Obama the Weak Helps Russia the Strong

Obama the Weak Helps Russia the Strong

Before taking office as president, Barack Obama promised to “reset” the United States’ relationship with Russia in order to cooperate more fully with the Russians. Two months after Obama’s inauguration, Secretary of State Hillary Clinton gave her Russian equivalent, Sergei Lavrov, a big red mock “reset” button labeled “reset” in English. The State Department also put on the button what it thought was the Russian translation of “reset.”
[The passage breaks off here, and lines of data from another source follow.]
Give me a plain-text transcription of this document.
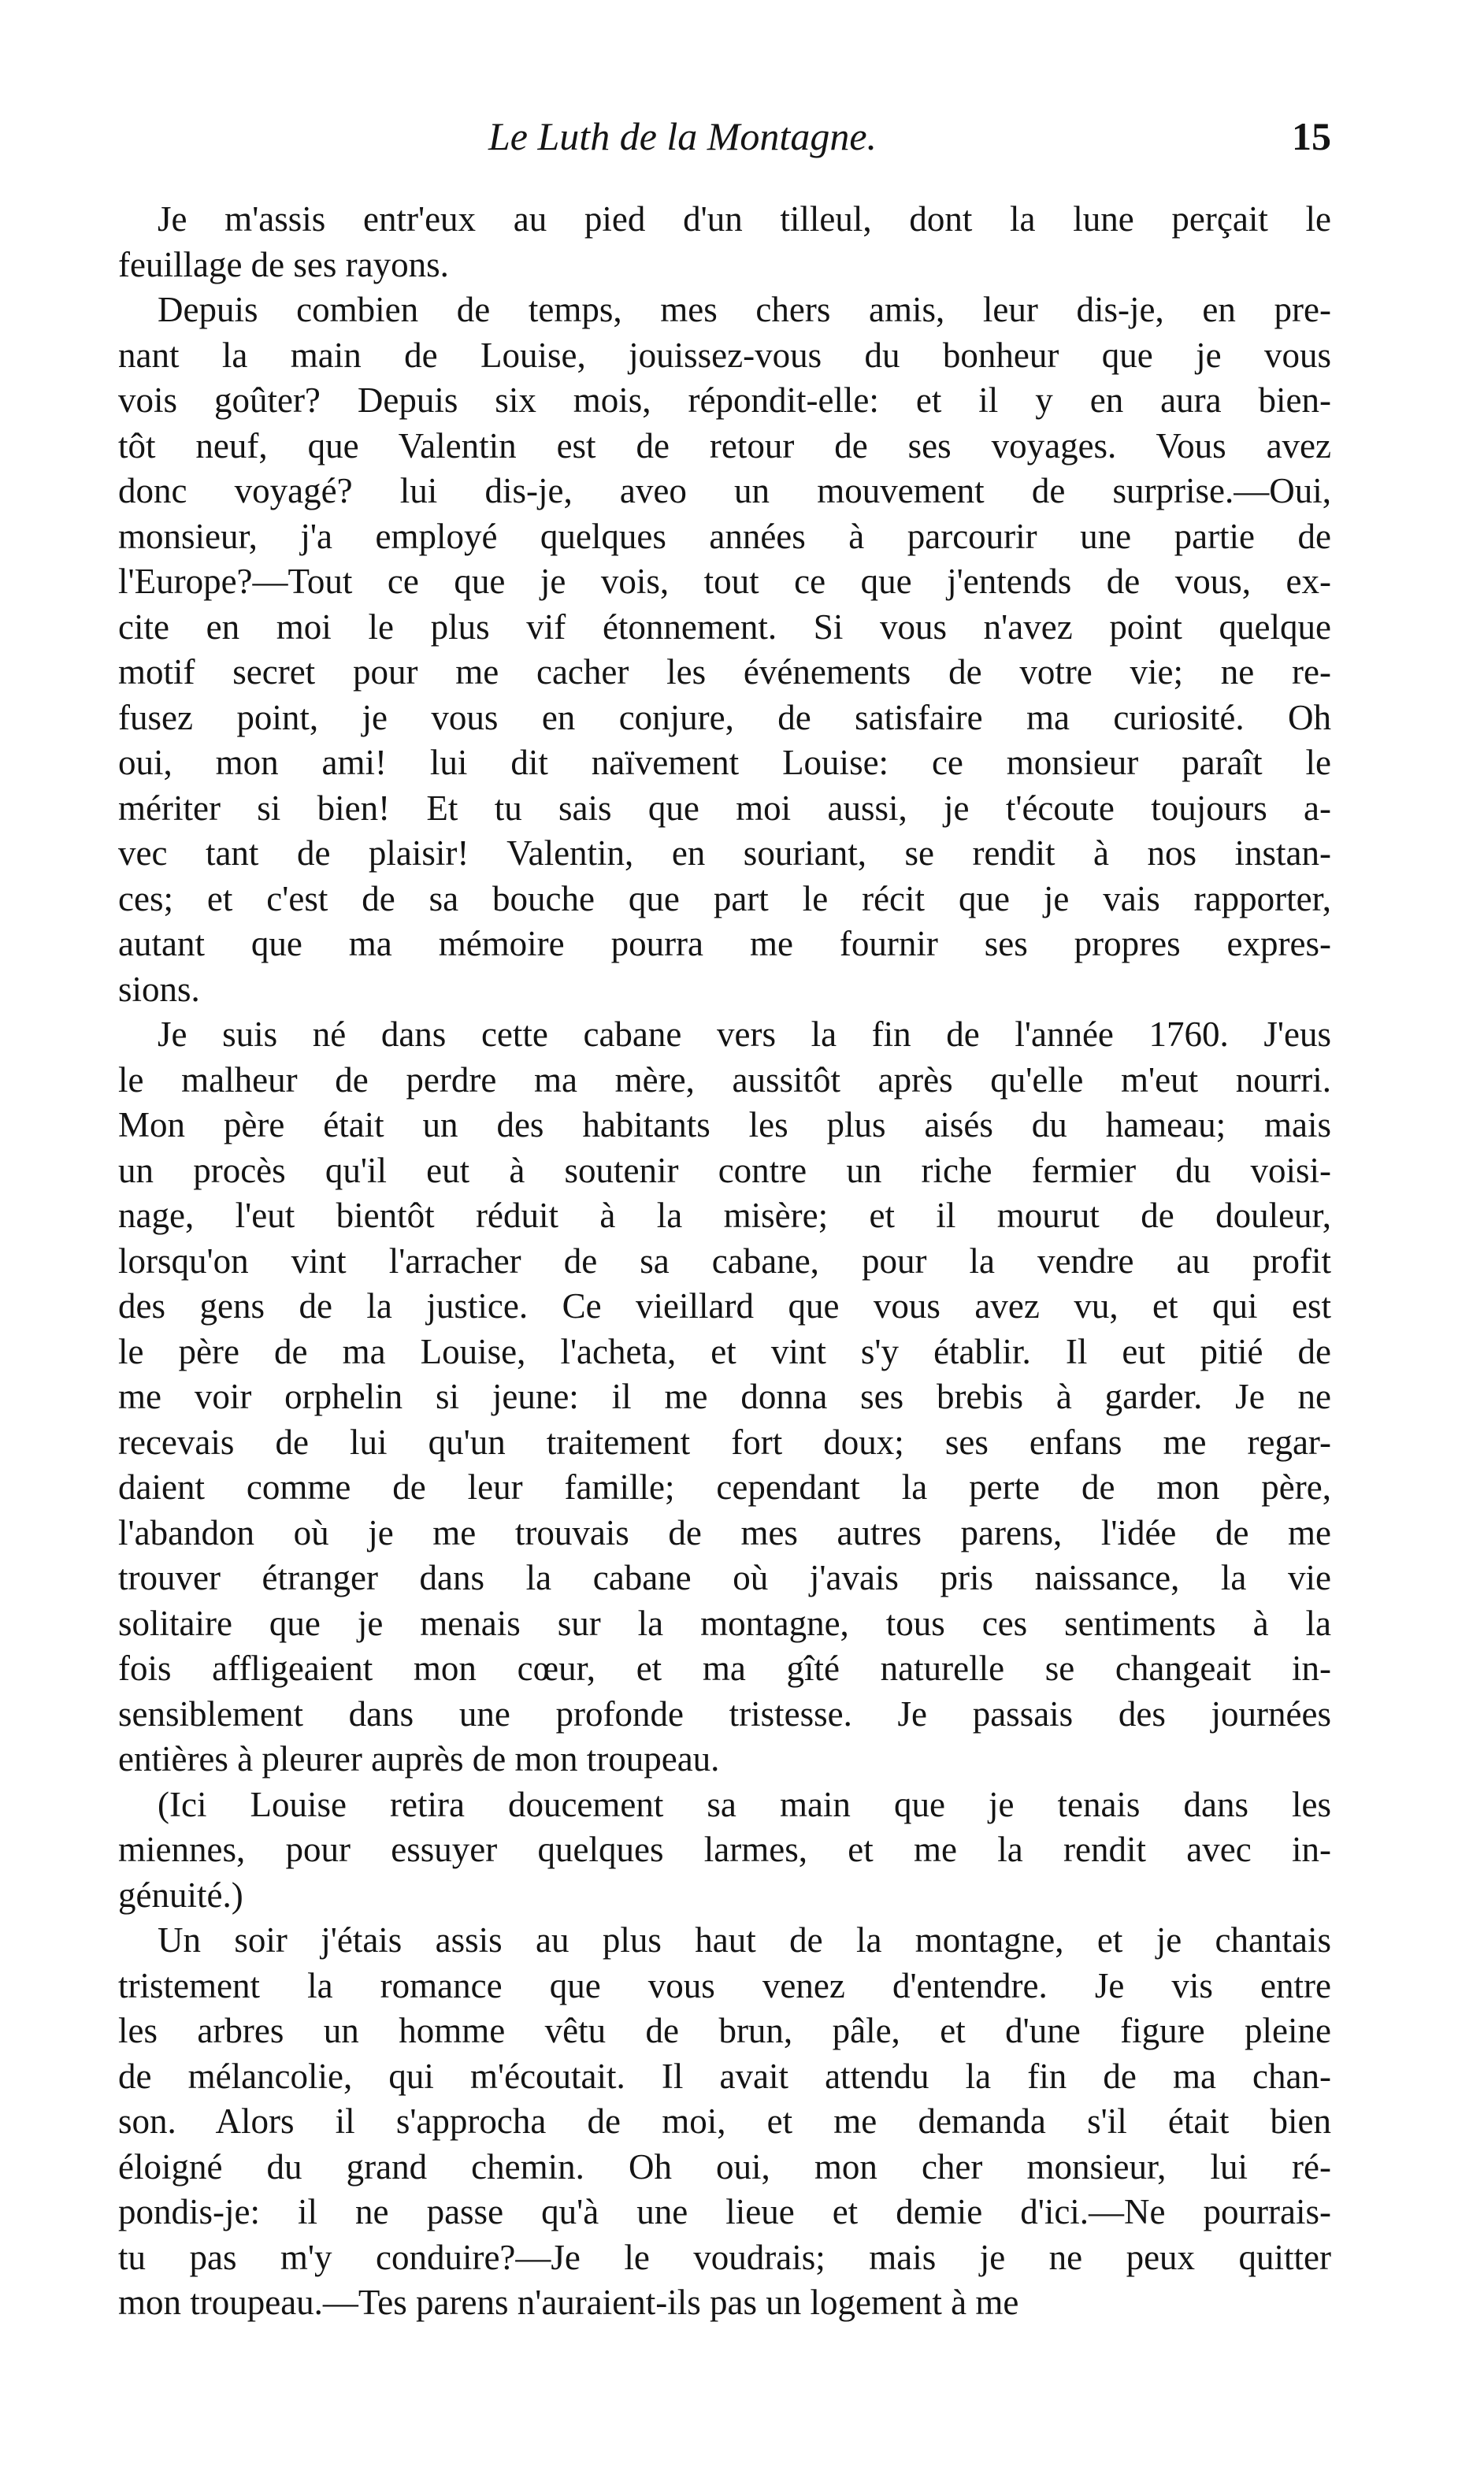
Le Luth de la Montagne.	15
Je m'assis entr'eux au pied d'un tilleul, dont la lune perçait le
feuillage de ses rayons.
Depuis combien de temps, mes chers amis, leur dis-je, en pre-
nant la main de Louise, jouissez-vous du bonheur que je vous
vois goûter? Depuis six mois, répondit-elle: et il y en aura bien-
tôt neuf, que Valentin est de retour de ses voyages. Vous avez
donc voyagé? lui dis-je, aveo un mouvement de surprise.—Oui,
monsieur, j'a employé quelques années à parcourir une partie de
l'Europe?—Tout ce que je vois, tout ce que j'entends de vous, ex-
cite en moi le plus vif étonnement. Si vous n'avez point quelque
motif secret pour me cacher les événements de votre vie; ne re-
fusez point, je vous en conjure, de satisfaire ma curiosité. Oh
oui, mon ami! lui dit naïvement Louise: ce monsieur paraît le
mériter si bien! Et tu sais que moi aussi, je t'écoute toujours a-
vec tant de plaisir! Valentin, en souriant, se rendit à nos instan-
ces; et c'est de sa bouche que part le récit que je vais rapporter,
autant que ma mémoire pourra me fournir ses propres expres-
sions.
Je suis né dans cette cabane vers la fin de l'année 1760. J'eus
le malheur de perdre ma mère, aussitôt après qu'elle m'eut nourri.
Mon père était un des habitants les plus aisés du hameau; mais
un procès qu'il eut à soutenir contre un riche fermier du voisi-
nage, l'eut bientôt réduit à la misère; et il mourut de douleur,
lorsqu'on vint l'arracher de sa cabane, pour la vendre au profit
des gens de la justice. Ce vieillard que vous avez vu, et qui est
le père de ma Louise, l'acheta, et vint s'y établir. Il eut pitié de
me voir orphelin si jeune: il me donna ses brebis à garder. Je ne
recevais de lui qu'un traitement fort doux; ses enfans me regar-
daient comme de leur famille; cependant la perte de mon père,
l'abandon où je me trouvais de mes autres parens, l'idée de me
trouver étranger dans la cabane où j'avais pris naissance, la vie
solitaire que je menais sur la montagne, tous ces sentiments à la
fois affligeaient mon cœur, et ma gîté naturelle se changeait in-
sensiblement dans une profonde tristesse. Je passais des journées
entières à pleurer auprès de mon troupeau.
(Ici Louise retira doucement sa main que je tenais dans les
miennes, pour essuyer quelques larmes, et me la rendit avec in-
génuité.)
Un soir j'étais assis au plus haut de la montagne, et je chantais
tristement la romance que vous venez d'entendre. Je vis entre
les arbres un homme vêtu de brun, pâle, et d'une figure pleine
de mélancolie, qui m'écoutait. Il avait attendu la fin de ma chan-
son. Alors il s'approcha de moi, et me demanda s'il était bien
éloigné du grand chemin. Oh oui, mon cher monsieur, lui ré-
pondis-je: il ne passe qu'à une lieue et demie d'ici.—Ne pourrais-
tu pas m'y conduire?—Je le voudrais; mais je ne peux quitter
mon troupeau.—Tes parens n'auraient-ils pas un logement à me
But the translation was wrong. And not only was the translation wrong, the assumption that the Russians were truly interested in cooperating with America was even more mistaken.

Earlier this month the Russians yanked themselves out of the Nunn-Lugar program, a twenty-year-old program with America to safeguard Russia’s thousands of nuclear and chemical weapons. Both sides had agreed that there was tremendous danger in letting the weapons fall into the wrong hands. The U.S. had given roughly $5 billion over the years to strengthen reliable transport, storage, and destruction of weapons.

That era is over now; in September the Russians closed the U.S. Agency for International Development, which fed Russians but also supported local vote monitors who could watch the Russian elections closely. And just this week a new law promulgated by Putin’s Russia forced the shut-down of Radio Europe/Radio Liberty.

As Russian Foreign Minister Sergei Lavrov gleefully chortled last week:

If we talk about the “reset”, it is clear that, using computer terminology, it cannot last forever. Otherwise it would not be a “reset” but a program failure.

Program failure. That sums up Barack Obama’s entire feckless and weak foreign policy.